Weyzeneal grasped the opportunity to curry favor for the forces he controlled. “I will serve, emperor, without the use of idle statements. My dreggals and our human slaves too will keep at it until the cryptograms are broken, the cipher revealed, and the secrets known. Recall, it was Gehenna that discovered the arcanum of the Tripartite Artifact.”
“And the hells whose servants gained the Initial Key,” scoffed Utmodoch. “Tarterus alone can-”
“Enough, both of you,” Infestix admonished without force. The poxed creature was not growing soft; he was merely distracted by his own pondering of the problem. He had strived for an eon to locate the three parts of the artifact that kept Tharizdun slumbering, chained, and prisoned in somewhen, some nullity in dimensions. The wardings around the secret were of incredible potency, but with tenacity equal to the task Infestix had broken them, one by one. Then the information had somehow slipped out, and servants of the Infernal Dukes had managed to gain the Only known portion of the key that the forces of Good had fashioned to bind the Evil of Evils, Tharizdun. There was no help for that now. The rulers of the hells would have to be given appropriate merit when the Darkest One arose and again sat upon His throne. Perhaps their devils would be of some assistance now, the greatest of daemons mused.

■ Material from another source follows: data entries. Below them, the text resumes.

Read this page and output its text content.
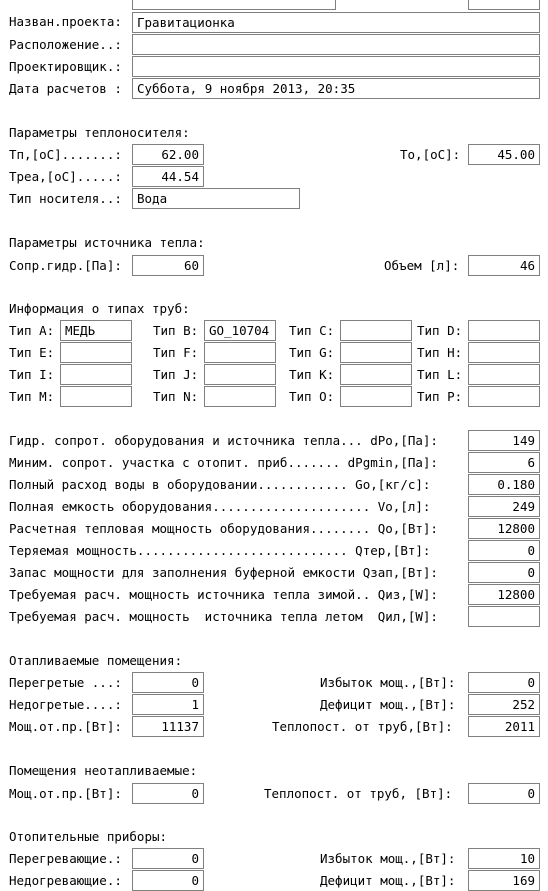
Назван.проекта:	Гравитационка
Расположение..:
Проектировщик.:
Дата расчетов :	Суббота, 9 ноября 2013, 20:35
Параметры теплоносителя:
Тп,[оС].......:	62.00	То,[оС]:	45.00
Треа,[оС].....:	44.54
Тип носителя..:	Вода
Параметры источника тепла:
Сопр.гидр.[Па]:	60	Объем [л]:	46
Информация о типах труб:
Тип A: МЕДЬ	Тип B: GO_10704	Тип C:	Тип D:
Тип E:	Тип F:	Тип G:	Тип H:
Тип I:	Тип J:	Тип K:	Тип L:
Тип M:	Тип N:	Тип O:	Тип P:
Гидр. сопрот. оборудования и источника тепла... dPo,[Па]:	149
Миним. сопрот. участка с отопит. приб....... dPgmin,[Па]:	6
Полный расход воды в оборудовании............ Go,[кг/с]:	0.180
Полная емкость оборудования..................... Vo,[л]:	249
Расчетная тепловая мощность оборудования........ Qo,[Вт]:	12800
Теряемая мощность............................ Qтер,[Вт]:	0
Запас мощности для заполнения буферной емкости Qзап,[Вт]:	0
Требуемая расч. мощность источника тепла зимой.. Qиз,[W]:	12800
Требуемая расч. мощность  источника тепла летом  Qил,[W]:
Отапливаемые помещения:
Перегретые ...:	0	Избыток мощ.,[Вт]:	0
Недогретые....:	1	Дефицит мощ.,[Вт]:	252
Мощ.от.пр.[Вт]:	11137	Теплопост. от труб,[Вт]:	2011
Помещения неотапливаемые:
Мощ.от.пр.[Вт]:	0	Теплопост. от труб, [Вт]:	0
Отопительные приборы:
Перегревающие.:	0	Избыток мощ.,[Вт]:	10
Недогревающие.:	0	Дефицит мощ.,[Вт]:	169
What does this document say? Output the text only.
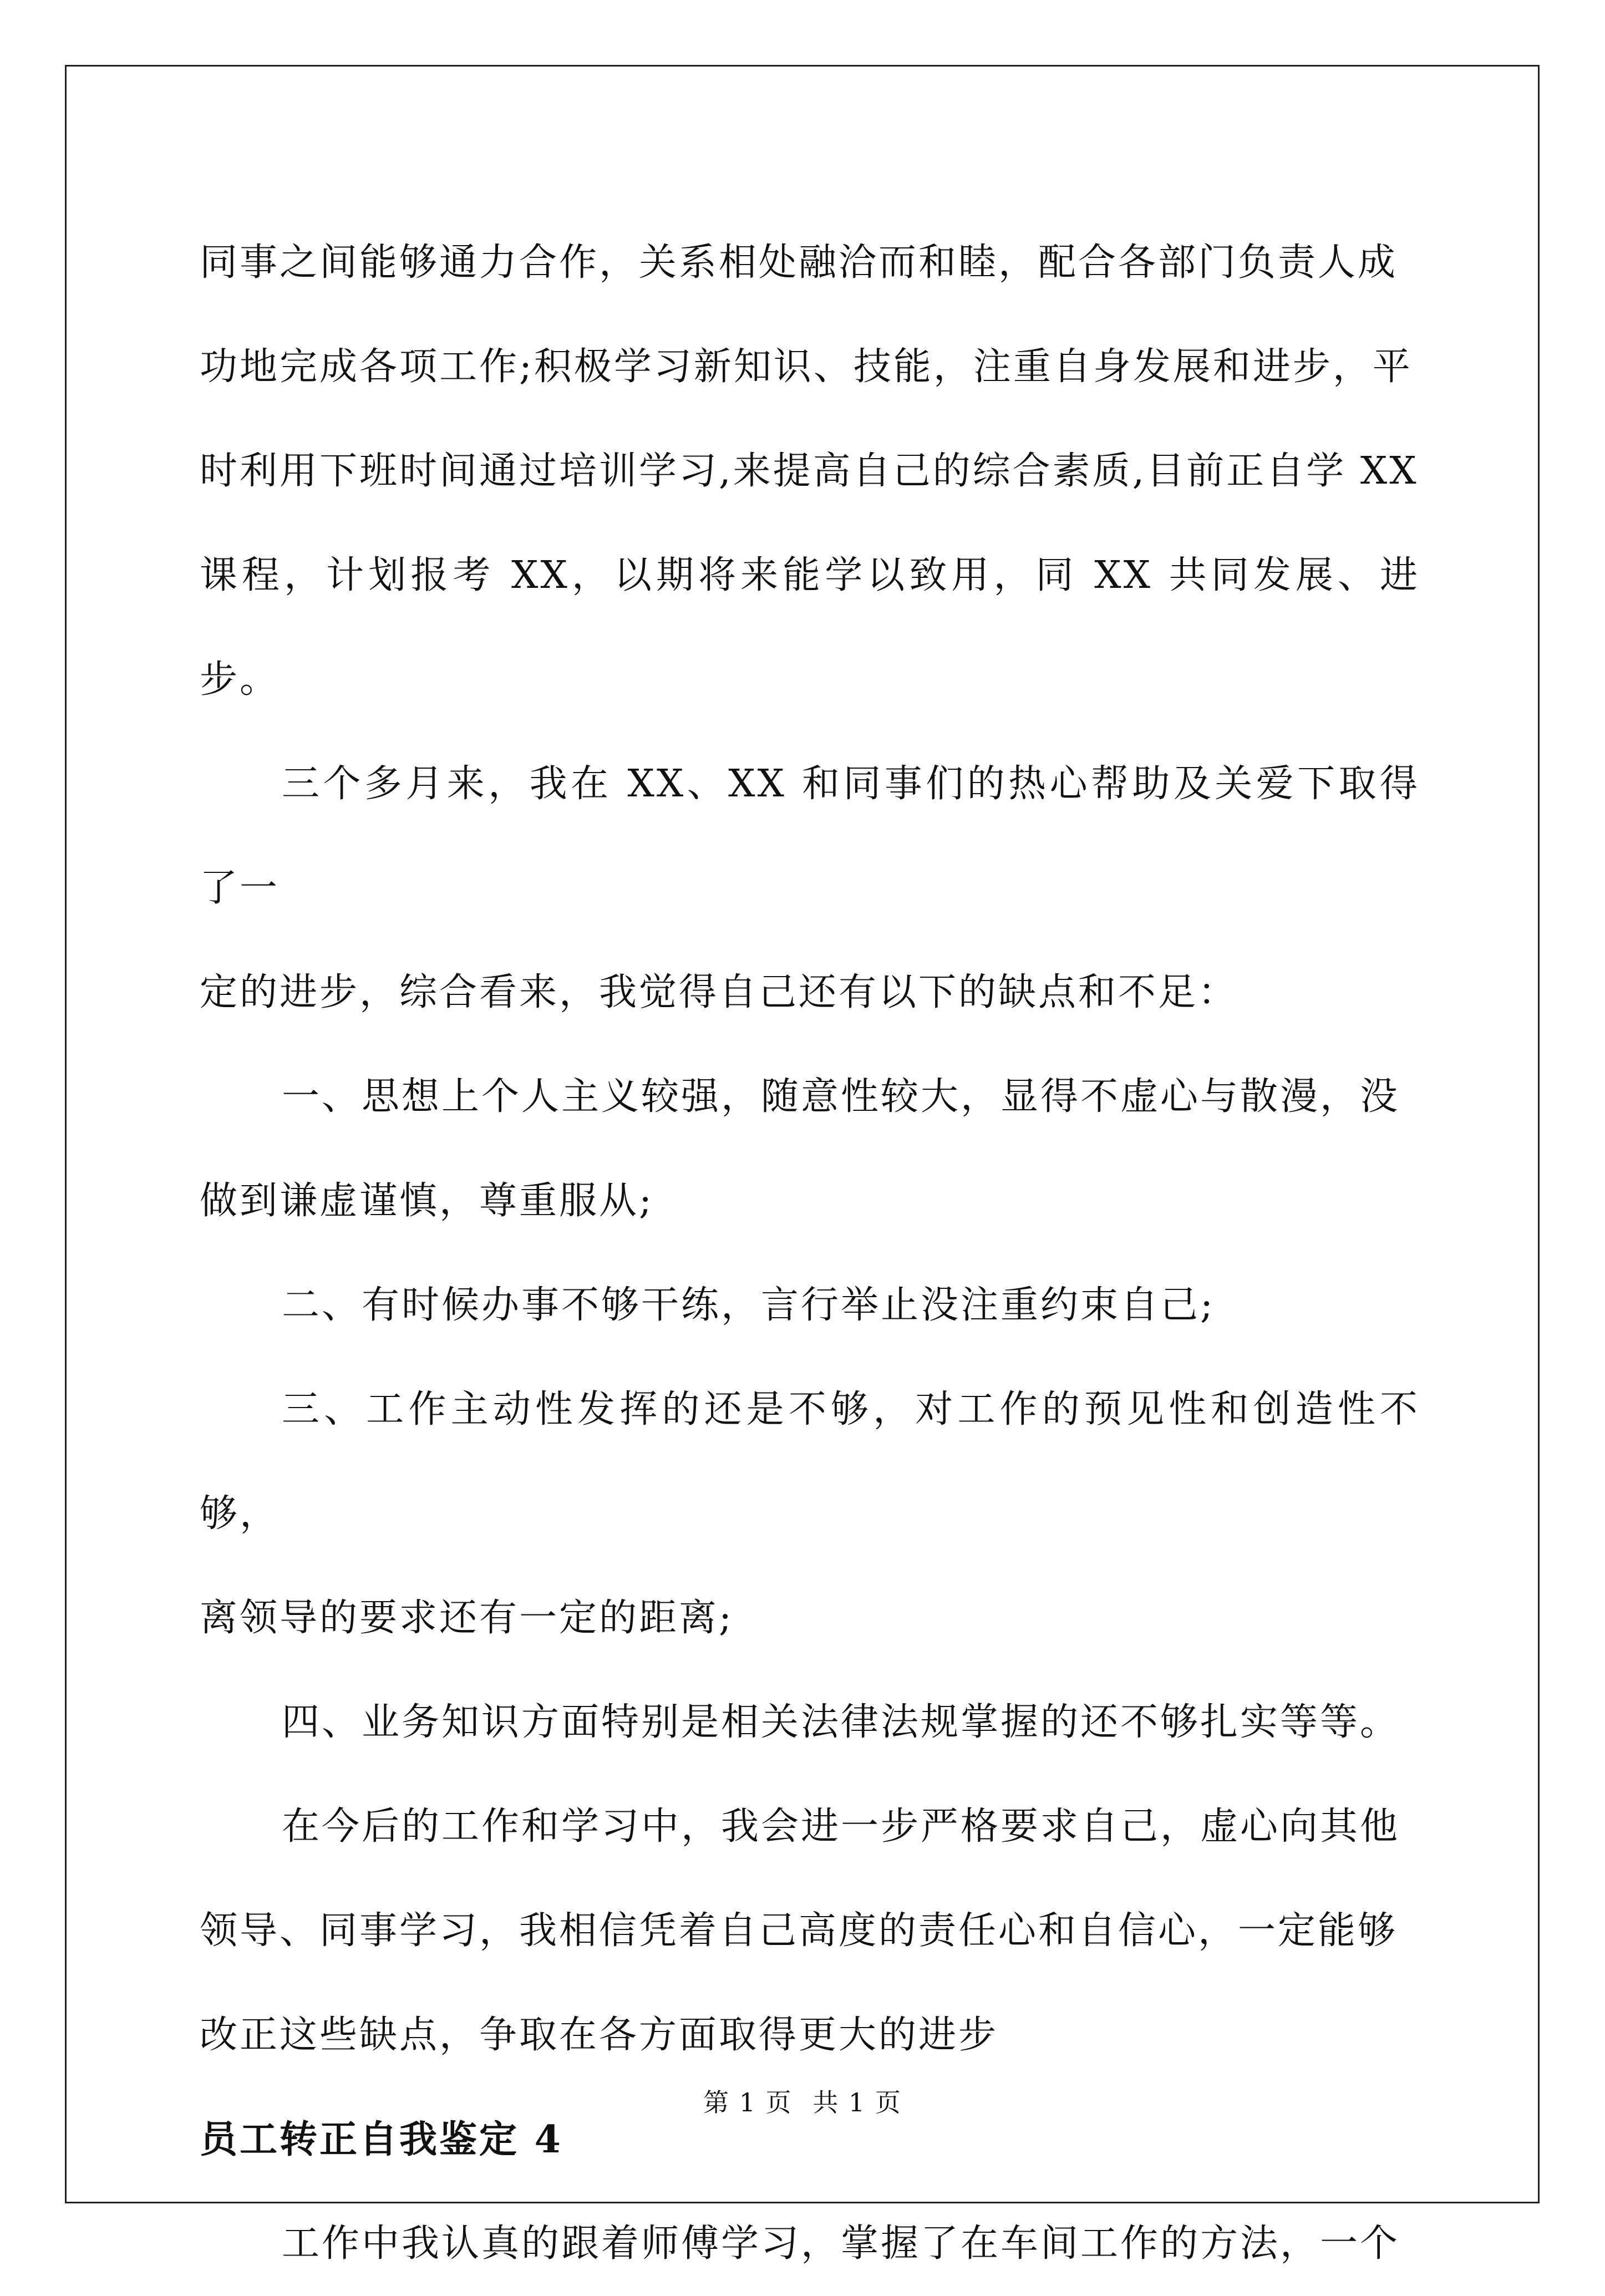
同事之间能够通力合作，关系相处融洽而和睦，配合各部门负责人成

功地完成各项工作;积极学习新知识、技能，注重自身发展和进步，平

时利用下班时间通过培训学习,来提高自己的综合素质,目前正自学 XX

课程，计划报考 XX，以期将来能学以致用，同 XX 共同发展、进步。

三个多月来，我在 XX、XX 和同事们的热心帮助及关爱下取得了一

定的进步，综合看来，我觉得自己还有以下的缺点和不足：

一、思想上个人主义较强，随意性较大，显得不虚心与散漫，没

做到谦虚谨慎，尊重服从;

二、有时候办事不够干练，言行举止没注重约束自己;

三、工作主动性发挥的还是不够，对工作的预见性和创造性不够，

离领导的要求还有一定的距离;

四、业务知识方面特别是相关法律法规掌握的还不够扎实等等。

在今后的工作和学习中，我会进一步严格要求自己，虚心向其他

领导、同事学习，我相信凭着自己高度的责任心和自信心，一定能够

改正这些缺点，争取在各方面取得更大的进步

员工转正自我鉴定 4

工作中我认真的跟着师傅学习，掌握了在车间工作的方法，一个

第 1 页 共 1 页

The problem was actually a simple one. A prophecy had been scribed, and its rede was ominous. There was the inkling of failure in it. One chance in ten thousand-a seemingly insignificant factor. It had been one chance in a thousand but a short time before. Then Infestix had caused the netherlords to become active. The packs and the human hounds of Hades and its dependencies had gone out, and they had brought down their quarry as expected. No, that was incorrect. They had torn the throats from two, but a third had somehow escaped, and that third little one was the most important of all. Somehow that one was connected to the Final Key. The rede implied that Evil would gain the Middle Key soon enough, but also that the fates of the Final Key and the human would intersect. If they did indeed come together, then all would be lost.
Getting this far had not been simple, but the forces of darkness were accustomed to having to work hard for what they gained. By the use of treachery, beguilement, lies, deception, flattery, and all the other tools of the lower planes, the denizens of Evil had managed to discover the identities of those who threatened to defeat Infestix’s purposes. The instigator was the half-human offspring of a minor lord of the concordant existences. He and his woman had brought forth a child who might become a factor in the matter.
Now, father and mother had been betrayed and slain thanks to the cooperation of their siblings-the father’s siblings, more correctly. They were a jealous lot, that litter, and each was anxious to inherit the domain of his sire. The mere hint of one gaining an edge over the others was sufficient incentive to keep all of them working on behalf of Evil for a time, but then their realization of the enormity of their treachery had caused the eight dupes to withdraw from the cause-a major miscalculation on the part of the night hag to whom Infestix had entrusted the responsibility of success. Just as well, the daemon lord rationalized-Haegresse had grown too ambitious anyway. It was high time that the night hags had a new queen. Infestix would inform them of his choice later.